The Supreme Court’s Polarity

SCOTUSBlog has examined the voting patterns of the Supreme Court Justices in the last term and has some interesting statistics on the degree in which the Justices agree with each other. I’ve made a graphical representation of the percentages of times justices agree in full, in part or in the judgment. There are a couple of threshold values, 90% and 85% — the former tends to show close associations, while the latter weaker groupings. There are two main groups, right and left.

The right-leaning group has Rehnquist at its center, overlapping with Kennedy, O’Connor and Scalia, and with Thomas almost as strongly connected to Rehnquist (89%). Within that group, Kennedy agreed with O’Connor 87% of the time, and 85% of the time with both Thomas and Scalia.
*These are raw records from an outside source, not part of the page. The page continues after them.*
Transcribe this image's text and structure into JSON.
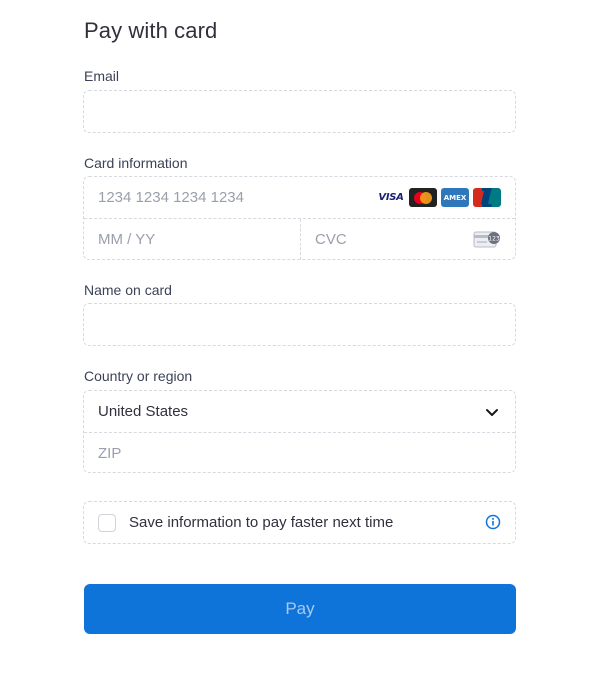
{
  "title": "Pay with card",
  "email": {
    "label": "Email",
    "value": "",
    "placeholder": ""
  },
  "card": {
    "label": "Card information",
    "number_placeholder": "1234 1234 1234 1234",
    "expiry_placeholder": "MM / YY",
    "cvc_placeholder": "CVC",
    "brands": [
      {
        "name": "visa-icon",
        "text": "VISA"
      },
      {
        "name": "mastercard-icon",
        "text": ""
      },
      {
        "name": "amex-icon",
        "text": "AMEX"
      },
      {
        "name": "unionpay-icon",
        "text": "UnionPay"
      }
    ]
  },
  "name": {
    "label": "Name on card",
    "value": ""
  },
  "country": {
    "label": "Country or region",
    "selected": "United States",
    "zip_placeholder": "ZIP"
  },
  "save": {
    "label": "Save information to pay faster next time",
    "checked": false
  },
  "pay": {
    "label": "Pay"
  },
  "colors": {
    "accent": "#0f74d9",
    "pay_text": "#a8c9ee",
    "border": "#d6d9e0"
  }
}
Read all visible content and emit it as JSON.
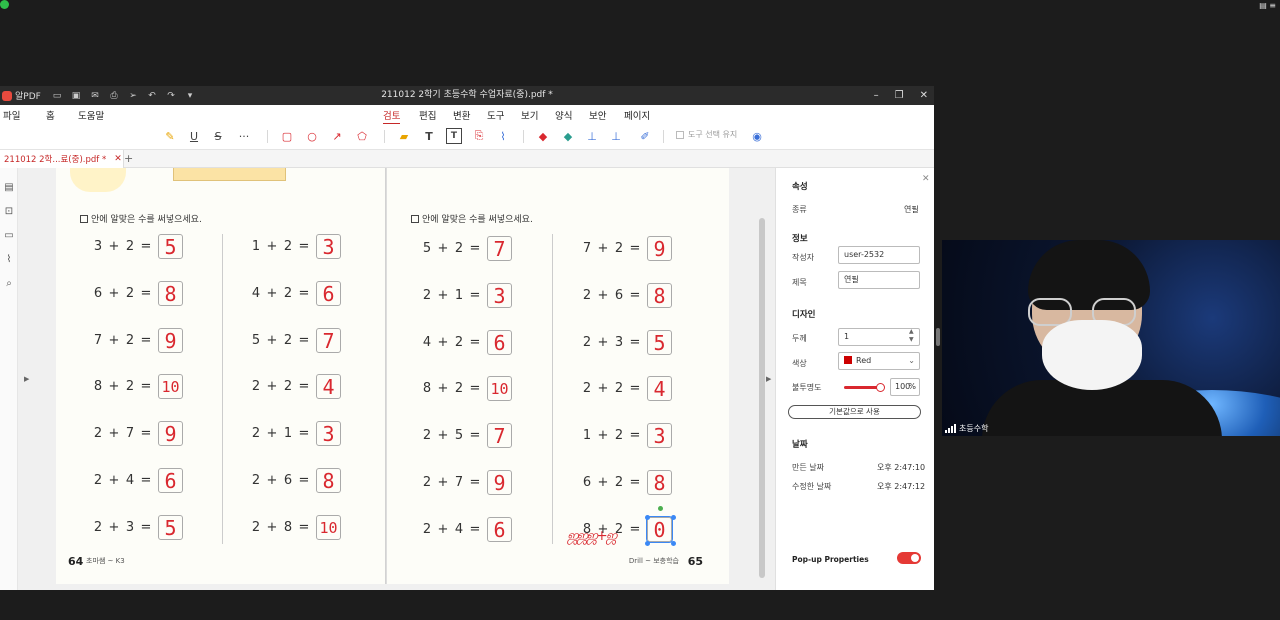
{
  "app": {
    "name": "알PDF",
    "window_title": "211012 2학기 초등수학 수업자료(중).pdf *"
  },
  "menu": [
    "파일",
    "홈",
    "도움말",
    "검토",
    "편집",
    "변환",
    "도구",
    "보기",
    "양식",
    "보안",
    "페이지"
  ],
  "menu_active": "검토",
  "toolbar": {
    "keep_tool_label": "도구 선택 유지"
  },
  "tab": {
    "label": "211012 2학...료(중).pdf *"
  },
  "left_page": {
    "instruction": "안에 알맞은 수를 써넣으세요.",
    "col1": [
      {
        "a": "3",
        "op": "+",
        "b": "2",
        "ans": "5"
      },
      {
        "a": "6",
        "op": "+",
        "b": "2",
        "ans": "8"
      },
      {
        "a": "7",
        "op": "+",
        "b": "2",
        "ans": "9"
      },
      {
        "a": "8",
        "op": "+",
        "b": "2",
        "ans": "10"
      },
      {
        "a": "2",
        "op": "+",
        "b": "7",
        "ans": "9"
      },
      {
        "a": "2",
        "op": "+",
        "b": "4",
        "ans": "6"
      },
      {
        "a": "2",
        "op": "+",
        "b": "3",
        "ans": "5"
      }
    ],
    "col2": [
      {
        "a": "1",
        "op": "+",
        "b": "2",
        "ans": "3"
      },
      {
        "a": "4",
        "op": "+",
        "b": "2",
        "ans": "6"
      },
      {
        "a": "5",
        "op": "+",
        "b": "2",
        "ans": "7"
      },
      {
        "a": "2",
        "op": "+",
        "b": "2",
        "ans": "4"
      },
      {
        "a": "2",
        "op": "+",
        "b": "1",
        "ans": "3"
      },
      {
        "a": "2",
        "op": "+",
        "b": "6",
        "ans": "8"
      },
      {
        "a": "2",
        "op": "+",
        "b": "8",
        "ans": "10"
      }
    ],
    "page_number": "64",
    "footer": "초마쌤 ~ K3"
  },
  "right_page": {
    "instruction": "안에 알맞은 수를 써넣으세요.",
    "col1": [
      {
        "a": "5",
        "op": "+",
        "b": "2",
        "ans": "7"
      },
      {
        "a": "2",
        "op": "+",
        "b": "1",
        "ans": "3"
      },
      {
        "a": "4",
        "op": "+",
        "b": "2",
        "ans": "6"
      },
      {
        "a": "8",
        "op": "+",
        "b": "2",
        "ans": "10"
      },
      {
        "a": "2",
        "op": "+",
        "b": "5",
        "ans": "7"
      },
      {
        "a": "2",
        "op": "+",
        "b": "7",
        "ans": "9"
      },
      {
        "a": "2",
        "op": "+",
        "b": "4",
        "ans": "6"
      }
    ],
    "col2": [
      {
        "a": "7",
        "op": "+",
        "b": "2",
        "ans": "9"
      },
      {
        "a": "2",
        "op": "+",
        "b": "6",
        "ans": "8"
      },
      {
        "a": "2",
        "op": "+",
        "b": "3",
        "ans": "5"
      },
      {
        "a": "2",
        "op": "+",
        "b": "2",
        "ans": "4"
      },
      {
        "a": "1",
        "op": "+",
        "b": "2",
        "ans": "3"
      },
      {
        "a": "6",
        "op": "+",
        "b": "2",
        "ans": "8"
      },
      {
        "a": "8",
        "op": "+",
        "b": "2",
        "ans": "0"
      }
    ],
    "page_number": "65",
    "footer": "Drill ~ 보충학습"
  },
  "properties": {
    "header": "속성",
    "type_label": "종류",
    "type_value": "연필",
    "info_header": "정보",
    "author_label": "작성자",
    "author_value": "user-2532",
    "subject_label": "제목",
    "subject_value": "연필",
    "design_header": "디자인",
    "thickness_label": "두께",
    "thickness_value": "1",
    "color_label": "색상",
    "color_value": "Red",
    "opacity_label": "불투명도",
    "opacity_value": "100",
    "opacity_unit": "%",
    "opacity_level": 1.0,
    "default_button": "기본값으로 사용",
    "date_header": "날짜",
    "created_label": "만든 날짜",
    "created_value": "오후 2:47:10",
    "modified_label": "수정한 날짜",
    "modified_value": "오후 2:47:12",
    "popup_label": "Pop-up Properties",
    "popup_on": true
  },
  "video": {
    "participant": "초등수학"
  },
  "colors": {
    "accent": "#c62828",
    "ink": "#d9282f",
    "toggle": "#e53935"
  }
}
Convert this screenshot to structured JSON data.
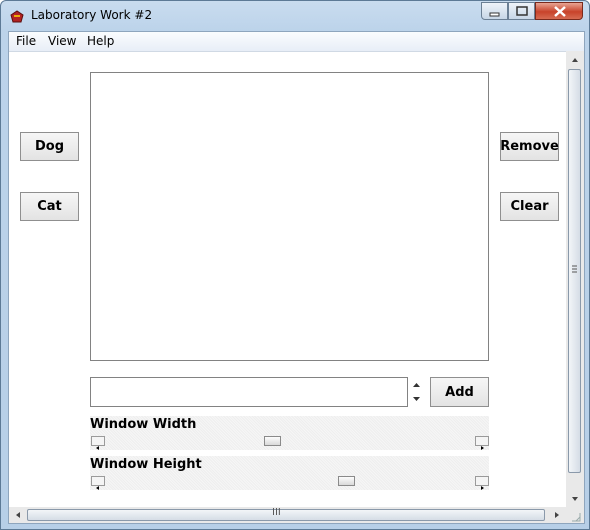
{
  "window": {
    "title": "Laboratory Work #2"
  },
  "menu": {
    "items": [
      "File",
      "View",
      "Help"
    ]
  },
  "buttons": {
    "dog": "Dog",
    "cat": "Cat",
    "remove": "Remove",
    "clear": "Clear",
    "add": "Add"
  },
  "list": {
    "items": []
  },
  "input": {
    "value": ""
  },
  "sliders": {
    "width": {
      "label": "Window Width",
      "level": 0.45
    },
    "height": {
      "label": "Window Height",
      "level": 0.66
    }
  },
  "colors": {
    "accent": "#0a246a",
    "close_button": "#c8432a"
  },
  "scrollbar_glyph": "III"
}
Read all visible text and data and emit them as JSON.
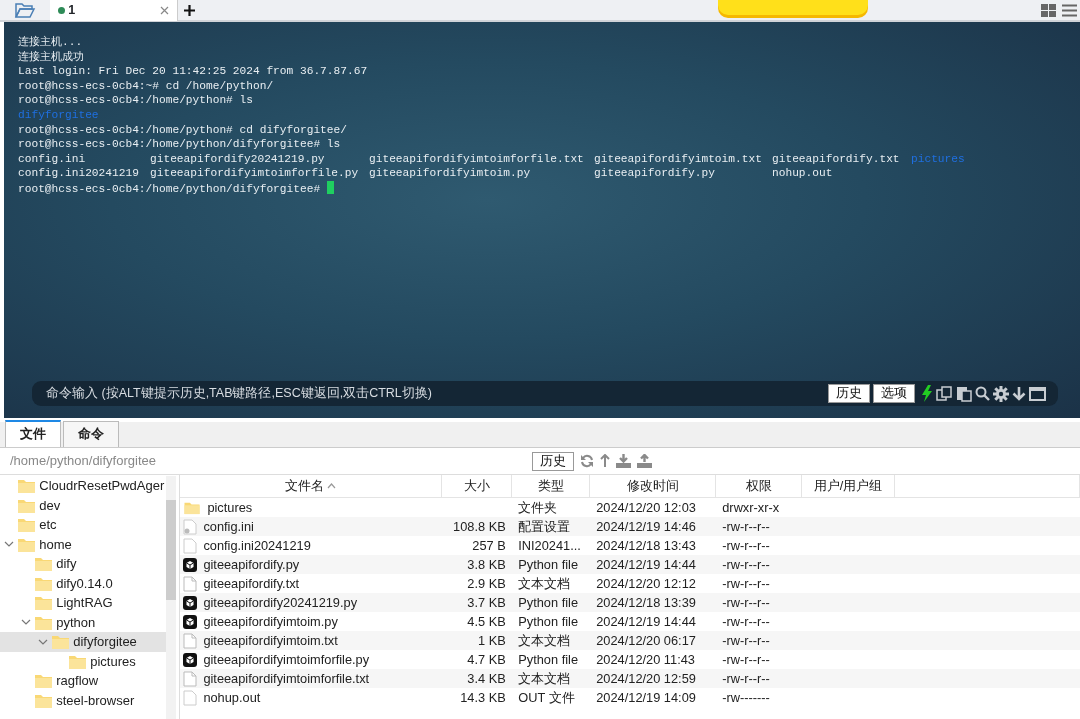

O’Connor and Thomas agreed only 78% of the time, though.

The left-leaning group consists of a very strong core group of Souter, Ginsburg and Stevens, who agree with each other 91% or 92% of the time, while Breyer is only slightly less closely associated, agreeing 91% of the time with Ginsburg, and 87% and 88%, respectively, with Souter and Stevens. The association between this group of four has somewhat less variation than that among the right-word five.

Now, the interesting thing is that the only association of more than 80% between the left-leaning four and the right-leaning five is between Breyer and O’Connor, at 82% (which happens to be closer than O’Connor and Thomas, at 78%).

I have made a pseudo-Venn diagram to illustrate some of the numbers (sorry I created the graphic counter-intuitively with the right-leaning group on the left and vice versa). A PDF from SCOTUSBlog is the source of the numbers.